We spend a lot of time teaching students about physics from before 1865 because physics from before 1865 is pretty damn useful. It’s the same reason why the Math department spends most of their time teaching students about math that was developed before 1865 (differential and integral calculus, Euclidian geometry, trigonometry)– because “old” math is still extremely useful. Blaming math and physics for their early success is kind of ridiculous, given that the stuff works. It’s also an essential foundation for the cool modern stuff– it’s almost impossible to really understand quantum physics without first knowing a good deal about classical physics.
Yes, but what about Carl Sagan and Neil DeGrasse Tyson and Richard Feynman? Look, I love what they do, but Sagan and Tyson aren’t even in the same business as most people teaching physics. Feynman’s the only one of those three who attempts to teach people how to solve problems. As my angry quantum prof in grad school put it, though, while reading the Feynman Lectures may make you feel like you understand everything, “when you try to solve a problem, you realize that, well, that you’re not Feynman.”
Sagan and Tyson, and Feynman to a large extent, are popularizers, not educators. Their job is to get people fired up about science in a more general way, not to teach them how to do anything with their knowledge. Those are very different businesses– believe me, I know, having written two popular books about cool modern physics. And while I made every effort to ensure that How to Teach Physics to Your Dog and How to teach Relativity to Your Dog are rigorous and correct (to the point of probably limiting their sales…), I wouldn’t begin to claim that they teach people how to do physics. If you want to know that, you need to take actual physics classes at the college level, and you need to start with classical mechanics and E&M.
Finally, as much as I love modern physics, I have a problem with the suggestion that “old” physics is intrinsically boring. True, Newton’s Laws don’t fire the imagination the way Schrödinger’s Cat does, but that doesn’t mean you can’t do cool things with classical physics. If you don’t think classical physics can be cool, you’re clearly not reading enough Dot Physics. Rhett’s blog is one of the most consistently awesome things on the Internet, and he almost never talks about physics developed after 1865.

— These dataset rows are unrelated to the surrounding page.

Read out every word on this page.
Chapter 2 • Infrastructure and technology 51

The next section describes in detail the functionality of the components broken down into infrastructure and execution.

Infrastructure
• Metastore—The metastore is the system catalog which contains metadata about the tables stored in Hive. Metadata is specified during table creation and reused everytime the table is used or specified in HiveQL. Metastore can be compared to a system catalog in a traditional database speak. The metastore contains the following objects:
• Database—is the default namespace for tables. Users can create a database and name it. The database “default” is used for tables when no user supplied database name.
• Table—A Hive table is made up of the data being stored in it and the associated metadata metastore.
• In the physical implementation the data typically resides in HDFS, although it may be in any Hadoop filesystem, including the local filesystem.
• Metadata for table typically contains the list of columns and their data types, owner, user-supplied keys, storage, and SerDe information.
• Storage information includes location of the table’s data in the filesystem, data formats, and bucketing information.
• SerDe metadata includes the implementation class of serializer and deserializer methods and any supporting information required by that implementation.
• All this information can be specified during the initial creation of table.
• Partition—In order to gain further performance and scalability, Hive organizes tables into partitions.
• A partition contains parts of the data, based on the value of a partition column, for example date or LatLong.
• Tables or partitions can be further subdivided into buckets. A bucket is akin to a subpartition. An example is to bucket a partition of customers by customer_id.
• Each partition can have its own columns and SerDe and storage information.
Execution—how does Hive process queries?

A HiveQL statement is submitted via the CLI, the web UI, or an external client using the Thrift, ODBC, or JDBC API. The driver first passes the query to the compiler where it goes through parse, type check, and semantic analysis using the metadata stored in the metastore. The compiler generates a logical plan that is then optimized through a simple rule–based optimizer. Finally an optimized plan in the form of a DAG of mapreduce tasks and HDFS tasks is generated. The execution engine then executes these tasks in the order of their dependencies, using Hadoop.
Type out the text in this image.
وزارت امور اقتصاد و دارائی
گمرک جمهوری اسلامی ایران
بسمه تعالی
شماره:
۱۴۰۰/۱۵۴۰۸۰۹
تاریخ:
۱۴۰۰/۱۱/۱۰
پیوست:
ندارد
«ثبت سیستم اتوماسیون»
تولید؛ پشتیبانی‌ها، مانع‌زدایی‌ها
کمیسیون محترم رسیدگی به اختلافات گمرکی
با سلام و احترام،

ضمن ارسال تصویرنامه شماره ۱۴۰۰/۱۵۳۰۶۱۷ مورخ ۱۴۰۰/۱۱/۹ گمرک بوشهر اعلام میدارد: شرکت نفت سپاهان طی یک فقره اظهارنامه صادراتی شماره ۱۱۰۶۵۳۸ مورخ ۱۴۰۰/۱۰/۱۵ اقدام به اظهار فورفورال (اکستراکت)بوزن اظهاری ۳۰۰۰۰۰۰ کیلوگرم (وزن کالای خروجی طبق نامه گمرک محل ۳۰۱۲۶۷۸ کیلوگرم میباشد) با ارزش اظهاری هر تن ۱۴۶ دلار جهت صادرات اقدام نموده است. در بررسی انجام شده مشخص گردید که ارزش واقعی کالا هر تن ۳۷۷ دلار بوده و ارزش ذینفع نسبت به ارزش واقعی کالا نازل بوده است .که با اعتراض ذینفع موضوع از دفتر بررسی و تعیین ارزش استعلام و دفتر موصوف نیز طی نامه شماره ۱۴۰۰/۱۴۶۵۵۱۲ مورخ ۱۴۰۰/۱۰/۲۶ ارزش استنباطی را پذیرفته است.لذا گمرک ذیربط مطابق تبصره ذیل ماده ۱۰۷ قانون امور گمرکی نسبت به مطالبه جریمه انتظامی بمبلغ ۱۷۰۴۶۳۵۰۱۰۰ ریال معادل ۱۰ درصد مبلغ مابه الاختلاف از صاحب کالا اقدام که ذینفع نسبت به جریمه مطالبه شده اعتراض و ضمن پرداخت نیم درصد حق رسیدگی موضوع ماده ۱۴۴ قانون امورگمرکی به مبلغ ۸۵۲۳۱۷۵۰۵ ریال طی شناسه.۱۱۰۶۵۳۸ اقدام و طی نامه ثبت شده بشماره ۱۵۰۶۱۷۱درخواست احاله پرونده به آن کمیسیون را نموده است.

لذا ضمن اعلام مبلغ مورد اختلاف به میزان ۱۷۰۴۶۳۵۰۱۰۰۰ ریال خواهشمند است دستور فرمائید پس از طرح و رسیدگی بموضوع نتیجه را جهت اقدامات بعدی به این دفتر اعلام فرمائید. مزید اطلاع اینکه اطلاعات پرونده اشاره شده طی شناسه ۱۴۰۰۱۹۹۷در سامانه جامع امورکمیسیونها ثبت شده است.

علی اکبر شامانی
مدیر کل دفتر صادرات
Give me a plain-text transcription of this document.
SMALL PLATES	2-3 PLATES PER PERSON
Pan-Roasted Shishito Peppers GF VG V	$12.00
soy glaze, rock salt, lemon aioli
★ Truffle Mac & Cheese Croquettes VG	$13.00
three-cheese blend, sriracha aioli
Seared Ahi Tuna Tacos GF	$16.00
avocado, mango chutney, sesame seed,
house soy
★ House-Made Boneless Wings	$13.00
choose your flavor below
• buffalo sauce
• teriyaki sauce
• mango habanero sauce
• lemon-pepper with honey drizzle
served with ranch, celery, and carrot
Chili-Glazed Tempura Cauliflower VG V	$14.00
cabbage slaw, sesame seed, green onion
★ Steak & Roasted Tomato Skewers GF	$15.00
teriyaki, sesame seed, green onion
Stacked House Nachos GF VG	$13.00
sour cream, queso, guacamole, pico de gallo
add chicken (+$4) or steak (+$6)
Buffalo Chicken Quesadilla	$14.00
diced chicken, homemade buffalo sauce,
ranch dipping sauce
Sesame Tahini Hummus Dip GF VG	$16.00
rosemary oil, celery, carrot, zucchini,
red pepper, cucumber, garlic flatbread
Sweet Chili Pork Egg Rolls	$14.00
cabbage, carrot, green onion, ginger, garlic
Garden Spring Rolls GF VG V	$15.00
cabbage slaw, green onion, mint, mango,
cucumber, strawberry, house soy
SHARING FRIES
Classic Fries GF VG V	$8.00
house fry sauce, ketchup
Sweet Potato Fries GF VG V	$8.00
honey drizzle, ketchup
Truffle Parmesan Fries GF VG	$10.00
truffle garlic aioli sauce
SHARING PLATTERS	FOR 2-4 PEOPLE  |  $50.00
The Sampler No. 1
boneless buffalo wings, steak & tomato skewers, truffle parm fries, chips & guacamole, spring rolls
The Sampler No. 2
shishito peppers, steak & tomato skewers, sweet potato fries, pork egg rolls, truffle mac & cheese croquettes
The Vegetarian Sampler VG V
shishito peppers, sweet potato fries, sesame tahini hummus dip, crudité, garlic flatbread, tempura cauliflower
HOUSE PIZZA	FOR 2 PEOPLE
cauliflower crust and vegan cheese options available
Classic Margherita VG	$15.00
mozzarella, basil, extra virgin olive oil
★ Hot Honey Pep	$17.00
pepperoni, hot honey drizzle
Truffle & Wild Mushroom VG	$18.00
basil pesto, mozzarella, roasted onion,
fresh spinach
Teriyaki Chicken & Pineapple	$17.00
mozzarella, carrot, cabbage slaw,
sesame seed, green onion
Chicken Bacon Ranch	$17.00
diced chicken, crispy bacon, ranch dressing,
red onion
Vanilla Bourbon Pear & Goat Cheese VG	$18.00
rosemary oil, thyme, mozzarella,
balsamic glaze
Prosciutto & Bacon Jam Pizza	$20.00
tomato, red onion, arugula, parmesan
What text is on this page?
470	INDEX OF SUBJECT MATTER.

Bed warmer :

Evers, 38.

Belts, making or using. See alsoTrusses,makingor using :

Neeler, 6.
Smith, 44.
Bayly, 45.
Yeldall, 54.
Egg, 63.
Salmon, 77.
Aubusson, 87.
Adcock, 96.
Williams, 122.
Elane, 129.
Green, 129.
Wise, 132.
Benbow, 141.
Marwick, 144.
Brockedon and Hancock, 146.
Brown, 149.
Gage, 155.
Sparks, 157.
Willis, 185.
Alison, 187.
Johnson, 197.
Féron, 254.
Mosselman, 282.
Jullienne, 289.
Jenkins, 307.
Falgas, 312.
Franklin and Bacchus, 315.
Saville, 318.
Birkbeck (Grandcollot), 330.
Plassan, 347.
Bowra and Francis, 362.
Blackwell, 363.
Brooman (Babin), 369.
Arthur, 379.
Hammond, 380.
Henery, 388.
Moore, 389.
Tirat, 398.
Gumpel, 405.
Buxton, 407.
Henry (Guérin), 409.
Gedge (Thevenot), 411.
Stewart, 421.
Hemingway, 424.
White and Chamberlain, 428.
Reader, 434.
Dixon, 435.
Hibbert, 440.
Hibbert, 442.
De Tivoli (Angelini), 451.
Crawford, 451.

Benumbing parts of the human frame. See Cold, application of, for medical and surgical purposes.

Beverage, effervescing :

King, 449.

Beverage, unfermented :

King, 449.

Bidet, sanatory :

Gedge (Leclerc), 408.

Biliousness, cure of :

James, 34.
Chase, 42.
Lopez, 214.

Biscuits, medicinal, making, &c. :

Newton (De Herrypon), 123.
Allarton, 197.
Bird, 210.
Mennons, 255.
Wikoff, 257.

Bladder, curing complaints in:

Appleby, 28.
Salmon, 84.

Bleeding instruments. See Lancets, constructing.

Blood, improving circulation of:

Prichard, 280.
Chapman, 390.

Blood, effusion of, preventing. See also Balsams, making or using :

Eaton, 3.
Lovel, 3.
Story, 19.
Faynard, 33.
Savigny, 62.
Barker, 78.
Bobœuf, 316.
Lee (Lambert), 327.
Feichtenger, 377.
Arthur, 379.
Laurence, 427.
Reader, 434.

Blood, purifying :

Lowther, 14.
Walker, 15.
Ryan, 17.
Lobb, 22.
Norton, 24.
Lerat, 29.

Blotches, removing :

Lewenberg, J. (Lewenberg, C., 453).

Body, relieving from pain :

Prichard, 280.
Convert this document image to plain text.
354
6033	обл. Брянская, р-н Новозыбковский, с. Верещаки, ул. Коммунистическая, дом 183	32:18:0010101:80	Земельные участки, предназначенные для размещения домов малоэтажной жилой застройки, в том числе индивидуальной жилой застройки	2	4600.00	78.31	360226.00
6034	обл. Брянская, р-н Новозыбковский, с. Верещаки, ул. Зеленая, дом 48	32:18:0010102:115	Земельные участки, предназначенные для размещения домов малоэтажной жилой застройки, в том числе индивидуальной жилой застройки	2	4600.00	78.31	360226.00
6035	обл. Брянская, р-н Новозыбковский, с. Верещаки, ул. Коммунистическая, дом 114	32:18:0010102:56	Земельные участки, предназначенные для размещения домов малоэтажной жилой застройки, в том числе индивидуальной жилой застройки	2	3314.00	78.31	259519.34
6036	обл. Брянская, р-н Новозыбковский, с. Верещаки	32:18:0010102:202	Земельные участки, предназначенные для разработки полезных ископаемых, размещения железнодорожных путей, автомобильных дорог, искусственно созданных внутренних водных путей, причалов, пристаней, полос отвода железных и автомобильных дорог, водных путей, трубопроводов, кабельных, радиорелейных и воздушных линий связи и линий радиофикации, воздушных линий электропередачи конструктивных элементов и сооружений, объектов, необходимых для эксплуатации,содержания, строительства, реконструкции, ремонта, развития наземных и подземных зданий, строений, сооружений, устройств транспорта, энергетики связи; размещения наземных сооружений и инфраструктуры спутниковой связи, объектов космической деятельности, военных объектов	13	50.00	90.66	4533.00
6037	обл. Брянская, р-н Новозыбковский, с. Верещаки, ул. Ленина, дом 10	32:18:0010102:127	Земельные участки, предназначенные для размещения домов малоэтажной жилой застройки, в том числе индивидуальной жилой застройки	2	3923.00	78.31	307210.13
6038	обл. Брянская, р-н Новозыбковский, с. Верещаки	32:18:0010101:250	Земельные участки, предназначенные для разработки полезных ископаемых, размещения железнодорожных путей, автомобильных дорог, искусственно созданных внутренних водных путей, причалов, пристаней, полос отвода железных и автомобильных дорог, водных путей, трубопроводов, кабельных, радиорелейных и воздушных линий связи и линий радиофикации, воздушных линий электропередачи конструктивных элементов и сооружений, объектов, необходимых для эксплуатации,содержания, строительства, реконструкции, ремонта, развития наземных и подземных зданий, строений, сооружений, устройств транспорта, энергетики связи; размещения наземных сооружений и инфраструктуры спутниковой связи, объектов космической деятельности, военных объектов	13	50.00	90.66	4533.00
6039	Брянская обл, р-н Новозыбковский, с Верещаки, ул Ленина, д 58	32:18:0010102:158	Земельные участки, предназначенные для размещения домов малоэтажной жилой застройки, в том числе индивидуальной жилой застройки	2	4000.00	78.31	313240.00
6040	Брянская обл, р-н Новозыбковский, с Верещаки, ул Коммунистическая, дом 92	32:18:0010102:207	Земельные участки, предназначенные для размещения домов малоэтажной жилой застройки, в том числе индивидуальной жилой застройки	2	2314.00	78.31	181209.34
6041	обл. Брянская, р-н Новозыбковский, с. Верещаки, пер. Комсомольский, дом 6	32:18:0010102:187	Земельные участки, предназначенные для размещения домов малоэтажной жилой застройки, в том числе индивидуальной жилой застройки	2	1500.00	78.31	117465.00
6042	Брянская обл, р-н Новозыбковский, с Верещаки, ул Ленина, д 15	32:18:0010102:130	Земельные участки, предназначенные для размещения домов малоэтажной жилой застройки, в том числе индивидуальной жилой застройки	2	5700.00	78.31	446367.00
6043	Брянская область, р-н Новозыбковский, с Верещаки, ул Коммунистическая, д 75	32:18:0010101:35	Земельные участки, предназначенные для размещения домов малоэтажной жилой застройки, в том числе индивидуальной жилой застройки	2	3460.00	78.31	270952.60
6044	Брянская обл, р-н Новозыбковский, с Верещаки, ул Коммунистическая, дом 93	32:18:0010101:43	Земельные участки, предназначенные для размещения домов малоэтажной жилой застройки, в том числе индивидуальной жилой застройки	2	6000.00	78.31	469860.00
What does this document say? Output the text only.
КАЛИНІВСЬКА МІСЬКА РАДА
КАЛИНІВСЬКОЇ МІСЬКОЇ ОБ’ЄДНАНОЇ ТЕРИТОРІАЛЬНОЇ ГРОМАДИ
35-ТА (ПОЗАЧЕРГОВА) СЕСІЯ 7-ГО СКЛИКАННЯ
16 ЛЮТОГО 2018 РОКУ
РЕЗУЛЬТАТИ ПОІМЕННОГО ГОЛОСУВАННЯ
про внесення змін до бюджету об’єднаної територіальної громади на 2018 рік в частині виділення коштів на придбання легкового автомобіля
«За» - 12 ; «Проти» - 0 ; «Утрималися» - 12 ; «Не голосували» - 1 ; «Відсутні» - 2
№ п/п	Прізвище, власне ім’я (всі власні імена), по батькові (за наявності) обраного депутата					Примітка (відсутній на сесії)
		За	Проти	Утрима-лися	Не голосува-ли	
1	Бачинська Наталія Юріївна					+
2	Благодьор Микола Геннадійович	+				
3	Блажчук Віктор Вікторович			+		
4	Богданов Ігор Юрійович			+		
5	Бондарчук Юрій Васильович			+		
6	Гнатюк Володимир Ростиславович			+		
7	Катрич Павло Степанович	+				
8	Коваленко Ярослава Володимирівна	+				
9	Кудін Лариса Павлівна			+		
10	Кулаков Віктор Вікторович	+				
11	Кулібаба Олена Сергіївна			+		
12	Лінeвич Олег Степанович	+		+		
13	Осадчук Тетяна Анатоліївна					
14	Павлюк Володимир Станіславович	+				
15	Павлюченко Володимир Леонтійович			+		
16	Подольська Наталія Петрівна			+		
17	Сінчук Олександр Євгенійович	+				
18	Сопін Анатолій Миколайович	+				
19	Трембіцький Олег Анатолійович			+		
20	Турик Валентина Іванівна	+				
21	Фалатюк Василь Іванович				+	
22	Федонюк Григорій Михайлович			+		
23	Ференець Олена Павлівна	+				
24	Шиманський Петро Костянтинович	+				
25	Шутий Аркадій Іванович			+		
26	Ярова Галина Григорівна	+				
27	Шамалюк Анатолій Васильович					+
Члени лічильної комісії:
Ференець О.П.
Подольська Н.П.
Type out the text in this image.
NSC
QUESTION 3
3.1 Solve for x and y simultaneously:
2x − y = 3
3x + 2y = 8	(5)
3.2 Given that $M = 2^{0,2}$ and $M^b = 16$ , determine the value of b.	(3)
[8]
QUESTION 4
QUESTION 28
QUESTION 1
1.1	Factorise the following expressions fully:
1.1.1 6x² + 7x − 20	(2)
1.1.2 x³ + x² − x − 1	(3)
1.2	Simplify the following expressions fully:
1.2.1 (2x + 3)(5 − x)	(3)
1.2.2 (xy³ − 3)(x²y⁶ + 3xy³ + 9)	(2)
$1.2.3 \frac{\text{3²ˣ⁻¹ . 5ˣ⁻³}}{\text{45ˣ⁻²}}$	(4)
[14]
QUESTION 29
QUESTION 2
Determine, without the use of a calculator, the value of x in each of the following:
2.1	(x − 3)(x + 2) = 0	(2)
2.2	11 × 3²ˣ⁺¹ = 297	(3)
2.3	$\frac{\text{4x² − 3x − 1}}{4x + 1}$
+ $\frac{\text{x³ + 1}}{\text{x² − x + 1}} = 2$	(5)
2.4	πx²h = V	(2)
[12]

This is where there’s a glimmer of hope regarding the complaints in the video. The problem isn’t that old physics is intrinsically boring, but that the traditional way of teaching physics is kind of dull. But if you look at the stuff that Rhett, and Frank Noschese, and John Burk, and Kelly O’Shea, and the whole Global Physics Department crowd are doing, you’ll see that there’s a lot of room to teach “old” physics in new ways that make it much more interesting and appealing, while still satisfying our obligations to other programs and departments.
Of course, there’s another way to look at this, too, which is to try to do cool things with modern physics on a conceptual level even earlier– the whole Physics First approach to high school science. That’s a cool idea, and I’d be happy to see it pushed more strongly because I think it has a lot of potential. As it is, though, it runs up against a lot of entrenched interests, so I don’t give it great odds.
But anyway, if you’re wondering why it is that we teach all this old stuff in physics classes, those are my slightly rant-y thoughts about why. It’s not because we haven’t thought about it, believe me.